In chapter 1: What is a ghetto?
When the Nazi soldiers first arrive in the small town of Sighet, Elie and the other Jewish citizens are forced to wear a yellow star on their clothing to identify them as Jewish. Other edicts are soon issued against the Jewish citizens before they are finally segregated into two restricted areas of the town known as ghettos. During the Holocaust, ghettos were lower-class tenements, where Jewish citizens were forced to live so that the Nazis could isolate them from the rest of society. Ghettos were designed to be temporary solutions to segregate Jews before they could be deported as prisoners to concentration and death camps. The living conditions in the ghettos were cramped, uncomfortable, and restricting. Elie also mentions that the two ghettos in Sighet were surrounded by barbed wire fences. Elie and his family spend several weeks in Sighet's ghettos before they are eventually deported to the Auschwitz concentration camp.
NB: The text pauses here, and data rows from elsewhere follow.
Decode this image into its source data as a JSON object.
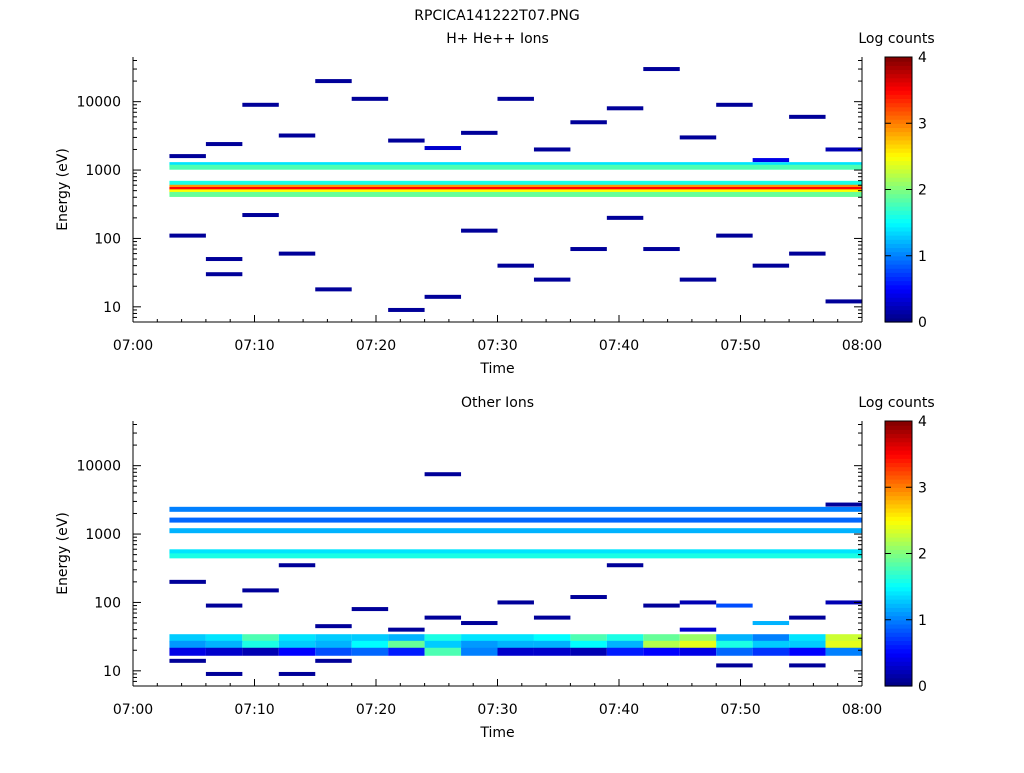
{
  "figure_title": "RPCICA141222T07.PNG",
  "colorbar": {
    "label": "Log counts",
    "ticks": [
      "0",
      "1",
      "2",
      "3",
      "4"
    ],
    "range": [
      0,
      4
    ],
    "colormap": "jet"
  },
  "chart_data": [
    {
      "type": "heatmap",
      "title": "H+ He++ Ions",
      "xlabel": "Time",
      "ylabel": "Energy (eV)",
      "x_ticks": [
        "07:00",
        "07:10",
        "07:20",
        "07:30",
        "07:40",
        "07:50",
        "08:00"
      ],
      "x_range": [
        "07:00",
        "08:00"
      ],
      "y_scale": "log",
      "y_range": [
        6,
        45000
      ],
      "y_ticks": [
        "10",
        "100",
        "1000",
        "10000"
      ],
      "time_bins": [
        "07:03",
        "07:06",
        "07:09",
        "07:12",
        "07:15",
        "07:18",
        "07:21",
        "07:24",
        "07:27",
        "07:30",
        "07:33",
        "07:36",
        "07:39",
        "07:42",
        "07:45",
        "07:48",
        "07:51",
        "07:54",
        "07:57"
      ],
      "continuous_bands": [
        {
          "energy": 1200,
          "log_counts": 1.4
        },
        {
          "energy": 1100,
          "log_counts": 1.8
        },
        {
          "energy": 640,
          "log_counts": 1.6
        },
        {
          "energy": 560,
          "log_counts": 2.9
        },
        {
          "energy": 520,
          "log_counts": 3.5
        },
        {
          "energy": 480,
          "log_counts": 2.5
        },
        {
          "energy": 440,
          "log_counts": 1.9
        }
      ],
      "sparse_cells": [
        {
          "time": "07:03",
          "energy": 1600,
          "log_counts": 0.1
        },
        {
          "time": "07:03",
          "energy": 110,
          "log_counts": 0.1
        },
        {
          "time": "07:06",
          "energy": 2400,
          "log_counts": 0.1
        },
        {
          "time": "07:06",
          "energy": 50,
          "log_counts": 0.1
        },
        {
          "time": "07:06",
          "energy": 30,
          "log_counts": 0.1
        },
        {
          "time": "07:09",
          "energy": 9000,
          "log_counts": 0.1
        },
        {
          "time": "07:09",
          "energy": 220,
          "log_counts": 0.1
        },
        {
          "time": "07:12",
          "energy": 3200,
          "log_counts": 0.1
        },
        {
          "time": "07:12",
          "energy": 60,
          "log_counts": 0.1
        },
        {
          "time": "07:15",
          "energy": 20000,
          "log_counts": 0.1
        },
        {
          "time": "07:15",
          "energy": 18,
          "log_counts": 0.1
        },
        {
          "time": "07:18",
          "energy": 11000,
          "log_counts": 0.1
        },
        {
          "time": "07:21",
          "energy": 2700,
          "log_counts": 0.1
        },
        {
          "time": "07:21",
          "energy": 9,
          "log_counts": 0.1
        },
        {
          "time": "07:24",
          "energy": 2100,
          "log_counts": 0.3
        },
        {
          "time": "07:24",
          "energy": 14,
          "log_counts": 0.1
        },
        {
          "time": "07:27",
          "energy": 3500,
          "log_counts": 0.1
        },
        {
          "time": "07:27",
          "energy": 130,
          "log_counts": 0.1
        },
        {
          "time": "07:30",
          "energy": 11000,
          "log_counts": 0.1
        },
        {
          "time": "07:30",
          "energy": 40,
          "log_counts": 0.1
        },
        {
          "time": "07:33",
          "energy": 2000,
          "log_counts": 0.1
        },
        {
          "time": "07:33",
          "energy": 25,
          "log_counts": 0.1
        },
        {
          "time": "07:36",
          "energy": 5000,
          "log_counts": 0.1
        },
        {
          "time": "07:36",
          "energy": 70,
          "log_counts": 0.1
        },
        {
          "time": "07:39",
          "energy": 8000,
          "log_counts": 0.1
        },
        {
          "time": "07:39",
          "energy": 200,
          "log_counts": 0.1
        },
        {
          "time": "07:42",
          "energy": 30000,
          "log_counts": 0.1
        },
        {
          "time": "07:42",
          "energy": 70,
          "log_counts": 0.1
        },
        {
          "time": "07:45",
          "energy": 3000,
          "log_counts": 0.1
        },
        {
          "time": "07:45",
          "energy": 25,
          "log_counts": 0.1
        },
        {
          "time": "07:48",
          "energy": 9000,
          "log_counts": 0.1
        },
        {
          "time": "07:48",
          "energy": 110,
          "log_counts": 0.1
        },
        {
          "time": "07:51",
          "energy": 1400,
          "log_counts": 0.4
        },
        {
          "time": "07:51",
          "energy": 40,
          "log_counts": 0.1
        },
        {
          "time": "07:54",
          "energy": 6000,
          "log_counts": 0.1
        },
        {
          "time": "07:54",
          "energy": 60,
          "log_counts": 0.1
        },
        {
          "time": "07:57",
          "energy": 2000,
          "log_counts": 0.2
        },
        {
          "time": "07:57",
          "energy": 12,
          "log_counts": 0.1
        }
      ]
    },
    {
      "type": "heatmap",
      "title": "Other Ions",
      "xlabel": "Time",
      "ylabel": "Energy (eV)",
      "x_ticks": [
        "07:00",
        "07:10",
        "07:20",
        "07:30",
        "07:40",
        "07:50",
        "08:00"
      ],
      "x_range": [
        "07:00",
        "08:00"
      ],
      "y_scale": "log",
      "y_range": [
        6,
        45000
      ],
      "y_ticks": [
        "10",
        "100",
        "1000",
        "10000"
      ],
      "time_bins": [
        "07:03",
        "07:06",
        "07:09",
        "07:12",
        "07:15",
        "07:18",
        "07:21",
        "07:24",
        "07:27",
        "07:30",
        "07:33",
        "07:36",
        "07:39",
        "07:42",
        "07:45",
        "07:48",
        "07:51",
        "07:54",
        "07:57"
      ],
      "continuous_bands": [
        {
          "energy": 2300,
          "log_counts": 1.0
        },
        {
          "energy": 1600,
          "log_counts": 0.9
        },
        {
          "energy": 1120,
          "log_counts": 1.2
        },
        {
          "energy": 550,
          "log_counts": 1.4
        },
        {
          "energy": 480,
          "log_counts": 1.6
        }
      ],
      "low_energy_rows": [
        {
          "energy": 30,
          "log_counts": [
            1.3,
            1.4,
            1.8,
            1.4,
            1.3,
            1.3,
            1.2,
            1.6,
            1.4,
            1.4,
            1.5,
            1.8,
            1.6,
            1.9,
            2.1,
            1.2,
            1.0,
            1.4,
            2.3
          ]
        },
        {
          "energy": 24,
          "log_counts": [
            1.1,
            1.2,
            1.6,
            1.3,
            1.2,
            1.5,
            1.9,
            1.3,
            1.1,
            1.2,
            1.2,
            1.5,
            1.2,
            2.2,
            2.4,
            1.6,
            1.3,
            1.3,
            2.4
          ]
        },
        {
          "energy": 19,
          "log_counts": [
            0.4,
            0.3,
            0.2,
            0.5,
            0.8,
            0.9,
            0.6,
            1.8,
            1.0,
            0.3,
            0.3,
            0.2,
            0.6,
            0.5,
            0.4,
            0.9,
            0.7,
            0.5,
            1.0
          ]
        }
      ],
      "sparse_cells": [
        {
          "time": "07:03",
          "energy": 14,
          "log_counts": 0.1
        },
        {
          "time": "07:03",
          "energy": 200,
          "log_counts": 0.1
        },
        {
          "time": "07:06",
          "energy": 9,
          "log_counts": 0.1
        },
        {
          "time": "07:06",
          "energy": 90,
          "log_counts": 0.1
        },
        {
          "time": "07:09",
          "energy": 150,
          "log_counts": 0.1
        },
        {
          "time": "07:12",
          "energy": 9,
          "log_counts": 0.1
        },
        {
          "time": "07:12",
          "energy": 350,
          "log_counts": 0.1
        },
        {
          "time": "07:15",
          "energy": 14,
          "log_counts": 0.1
        },
        {
          "time": "07:15",
          "energy": 45,
          "log_counts": 0.1
        },
        {
          "time": "07:18",
          "energy": 80,
          "log_counts": 0.1
        },
        {
          "time": "07:21",
          "energy": 40,
          "log_counts": 0.1
        },
        {
          "time": "07:24",
          "energy": 7500,
          "log_counts": 0.1
        },
        {
          "time": "07:24",
          "energy": 60,
          "log_counts": 0.1
        },
        {
          "time": "07:27",
          "energy": 50,
          "log_counts": 0.1
        },
        {
          "time": "07:30",
          "energy": 100,
          "log_counts": 0.1
        },
        {
          "time": "07:33",
          "energy": 60,
          "log_counts": 0.1
        },
        {
          "time": "07:36",
          "energy": 120,
          "log_counts": 0.1
        },
        {
          "time": "07:39",
          "energy": 350,
          "log_counts": 0.1
        },
        {
          "time": "07:42",
          "energy": 90,
          "log_counts": 0.1
        },
        {
          "time": "07:45",
          "energy": 100,
          "log_counts": 0.2
        },
        {
          "time": "07:45",
          "energy": 40,
          "log_counts": 0.3
        },
        {
          "time": "07:48",
          "energy": 12,
          "log_counts": 0.1
        },
        {
          "time": "07:48",
          "energy": 90,
          "log_counts": 0.8
        },
        {
          "time": "07:51",
          "energy": 50,
          "log_counts": 1.2
        },
        {
          "time": "07:54",
          "energy": 12,
          "log_counts": 0.1
        },
        {
          "time": "07:54",
          "energy": 60,
          "log_counts": 0.1
        },
        {
          "time": "07:57",
          "energy": 2700,
          "log_counts": 0.1
        },
        {
          "time": "07:57",
          "energy": 100,
          "log_counts": 0.2
        }
      ]
    }
  ]
}
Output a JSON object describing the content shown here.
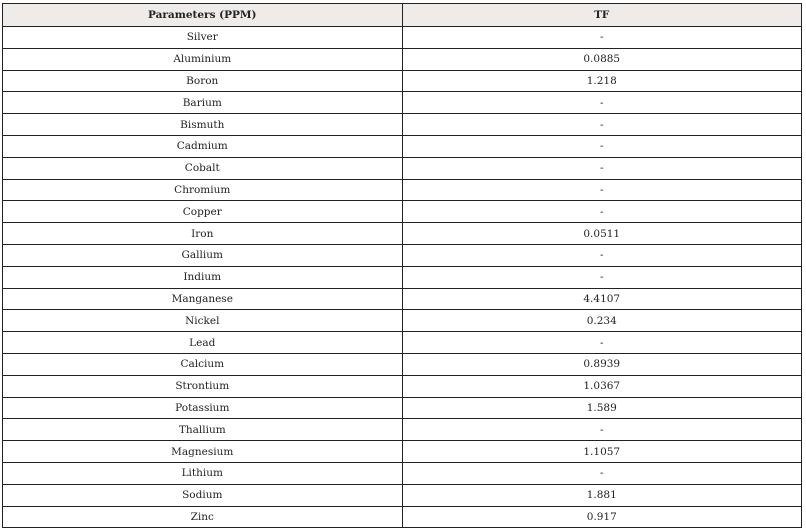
{
  "table": {
    "headers": [
      "Parameters (PPM)",
      "TF"
    ],
    "rows": [
      [
        "Silver",
        "-"
      ],
      [
        "Aluminium",
        "0.0885"
      ],
      [
        "Boron",
        "1.218"
      ],
      [
        "Barium",
        "-"
      ],
      [
        "Bismuth",
        "-"
      ],
      [
        "Cadmium",
        "-"
      ],
      [
        "Cobalt",
        "-"
      ],
      [
        "Chromium",
        "-"
      ],
      [
        "Copper",
        "-"
      ],
      [
        "Iron",
        "0.0511"
      ],
      [
        "Gallium",
        "-"
      ],
      [
        "Indium",
        "-"
      ],
      [
        "Manganese",
        "4.4107"
      ],
      [
        "Nickel",
        "0.234"
      ],
      [
        "Lead",
        "-"
      ],
      [
        "Calcium",
        "0.8939"
      ],
      [
        "Strontium",
        "1.0367"
      ],
      [
        "Potassium",
        "1.589"
      ],
      [
        "Thallium",
        "-"
      ],
      [
        "Magnesium",
        "1.1057"
      ],
      [
        "Lithium",
        "-"
      ],
      [
        "Sodium",
        "1.881"
      ],
      [
        "Zinc",
        "0.917"
      ]
    ],
    "header_bg": "#efebe9"
  }
}
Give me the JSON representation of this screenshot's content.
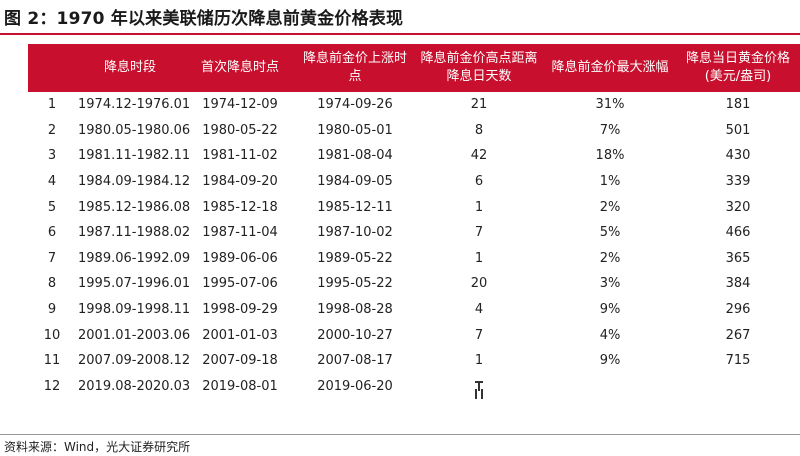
{
  "title": "图 2：1970 年以来美联储历次降息前黄金价格表现",
  "table": {
    "headers": {
      "index": "",
      "period": "降息时段",
      "first_cut": "首次降息时点",
      "rise_point": "降息前金价上涨时点",
      "days_from_peak": "降息前金价高点距离降息日天数",
      "max_gain": "降息前金价最大涨幅",
      "price_on_cut": "降息当日黄金价格(美元/盎司)"
    },
    "rows": [
      {
        "index": "1",
        "period": "1974.12-1976.01",
        "first_cut": "1974-12-09",
        "rise_point": "1974-09-26",
        "days": "21",
        "gain": "31%",
        "price": "181"
      },
      {
        "index": "2",
        "period": "1980.05-1980.06",
        "first_cut": "1980-05-22",
        "rise_point": "1980-05-01",
        "days": "8",
        "gain": "7%",
        "price": "501"
      },
      {
        "index": "3",
        "period": "1981.11-1982.11",
        "first_cut": "1981-11-02",
        "rise_point": "1981-08-04",
        "days": "42",
        "gain": "18%",
        "price": "430"
      },
      {
        "index": "4",
        "period": "1984.09-1984.12",
        "first_cut": "1984-09-20",
        "rise_point": "1984-09-05",
        "days": "6",
        "gain": "1%",
        "price": "339"
      },
      {
        "index": "5",
        "period": "1985.12-1986.08",
        "first_cut": "1985-12-18",
        "rise_point": "1985-12-11",
        "days": "1",
        "gain": "2%",
        "price": "320"
      },
      {
        "index": "6",
        "period": "1987.11-1988.02",
        "first_cut": "1987-11-04",
        "rise_point": "1987-10-02",
        "days": "7",
        "gain": "5%",
        "price": "466"
      },
      {
        "index": "7",
        "period": "1989.06-1992.09",
        "first_cut": "1989-06-06",
        "rise_point": "1989-05-22",
        "days": "1",
        "gain": "2%",
        "price": "365"
      },
      {
        "index": "8",
        "period": "1995.07-1996.01",
        "first_cut": "1995-07-06",
        "rise_point": "1995-05-22",
        "days": "20",
        "gain": "3%",
        "price": "384"
      },
      {
        "index": "9",
        "period": "1998.09-1998.11",
        "first_cut": "1998-09-29",
        "rise_point": "1998-08-28",
        "days": "4",
        "gain": "9%",
        "price": "296"
      },
      {
        "index": "10",
        "period": "2001.01-2003.06",
        "first_cut": "2001-01-03",
        "rise_point": "2000-10-27",
        "days": "7",
        "gain": "4%",
        "price": "267"
      },
      {
        "index": "11",
        "period": "2007.09-2008.12",
        "first_cut": "2007-09-18",
        "rise_point": "2007-08-17",
        "days": "1",
        "gain": "9%",
        "price": "715"
      },
      {
        "index": "12",
        "period": "2019.08-2020.03",
        "first_cut": "2019-08-01",
        "rise_point": "2019-06-20",
        "days": "",
        "gain": "",
        "price": ""
      }
    ]
  },
  "source": "资料来源：Wind，光大证券研究所",
  "colors": {
    "header_bg": "#c8102e",
    "header_text": "#ffffff"
  }
}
A ghetto is an area of a city where minority members of the population gather together and live. Often these citizens are low-income, perhaps immigrants, and marginalized by the majority culture. In contemporary times, you may be familiar with the term "ghetto" used to describe people or items in a negative way, such as, "This school is so ghetto. Our books are ten years out of date."
In Elie Wiesel's time, Jews were segregated in separate areas of cities. This forcible segregation of Jews was not new during World War II. It had occurred for centuries in many countries. In fact, the term "ghetto" is Italian.